Beyond for-looping: high performance parsing of a large, well formatted data file

I am looking to optimize the performance of a big data parsing problem I have using python. In case anyone is interested: the data shown below is segments of whole genome DNA sequence alignments for six primate species.
Currently, the best way I know how to proceed with this type of problem is to open each of my ~250 (size 20-50MB) files, loop through line by line and extract the data I want. The formatting (shown in examples) is fairly regular although there are important changes at each 10-100 thousand line segment. Looping works fine but it is slow.

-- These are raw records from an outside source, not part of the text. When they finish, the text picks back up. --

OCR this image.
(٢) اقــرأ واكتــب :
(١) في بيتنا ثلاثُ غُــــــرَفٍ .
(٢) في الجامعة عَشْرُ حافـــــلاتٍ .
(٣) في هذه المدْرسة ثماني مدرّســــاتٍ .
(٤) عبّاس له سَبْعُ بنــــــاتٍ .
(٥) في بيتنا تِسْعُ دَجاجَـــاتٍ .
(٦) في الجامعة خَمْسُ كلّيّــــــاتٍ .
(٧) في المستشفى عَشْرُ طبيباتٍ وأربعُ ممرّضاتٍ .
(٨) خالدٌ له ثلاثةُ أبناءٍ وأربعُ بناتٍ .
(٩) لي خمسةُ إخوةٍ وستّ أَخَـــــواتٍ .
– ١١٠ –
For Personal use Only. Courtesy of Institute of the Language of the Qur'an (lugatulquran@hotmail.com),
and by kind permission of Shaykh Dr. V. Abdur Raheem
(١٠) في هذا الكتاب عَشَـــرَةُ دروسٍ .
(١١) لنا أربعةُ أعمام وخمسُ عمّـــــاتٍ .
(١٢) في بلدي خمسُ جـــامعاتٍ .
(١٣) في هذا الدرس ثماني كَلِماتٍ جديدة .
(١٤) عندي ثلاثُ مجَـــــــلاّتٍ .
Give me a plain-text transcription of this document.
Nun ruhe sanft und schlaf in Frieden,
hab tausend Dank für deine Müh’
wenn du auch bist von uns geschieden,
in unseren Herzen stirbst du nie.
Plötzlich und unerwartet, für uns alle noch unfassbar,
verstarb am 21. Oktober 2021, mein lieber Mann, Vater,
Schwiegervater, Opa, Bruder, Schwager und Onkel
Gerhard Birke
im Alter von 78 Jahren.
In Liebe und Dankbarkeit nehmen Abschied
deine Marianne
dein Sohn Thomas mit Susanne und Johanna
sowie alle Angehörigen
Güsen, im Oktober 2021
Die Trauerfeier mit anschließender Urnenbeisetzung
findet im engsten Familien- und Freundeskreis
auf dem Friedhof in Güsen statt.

I have been using numpy recently for processing massive (>10 GB) numerical data sets and I am really impressed at how quickly I am able to perform different computations on arrays. I wonder if there are some high-powered solutions for processing formatted text that circumvents tedious for-looping?
My files contain multiple segments with the pattern
<MULTI-LINE HEADER> # number of header lines mirrors number of data columns
<DATA BEGIN FLAG> # the word 'DATA'
<DATA COLUMNS> # variable number of columns
<DATA END FLAG> # the pattern '//'
<EMPTY LINE>
Example:
# key to the header fields:
# header_flag chromosome segment_start segment_end quality_flag chromosome_data
SEQ homo_sapiens 1 11388669 11532963 1 (chr_length=249250621)
SEQ pan_troglodytes 1 11517444 11668750 1 (chr_length=229974691)
SEQ gorilla_gorilla 1 11607412 11751006 1 (chr_length=229966203)
SEQ pongo_pygmaeus 1 218866021 219020464 -1 (chr_length=229942017)
SEQ macaca_mulatta 1 14425463 14569832 1 (chr_length=228252215)
SEQ callithrix_jacchus 7 45949850 46115230 1 (chr_length=155834243)
DATA
GGGGGG
CCCCTC
...... # continue for 10-100 thousand lines
//
SEQ homo_sapiens 1 11345717 11361846 1 (chr_length=249250621)
SEQ pan_troglodytes 1 11474525 11490638 1 (chr_length=229974691)
SEQ gorilla_gorilla 1 11562256 11579393 1 (chr_length=229966203)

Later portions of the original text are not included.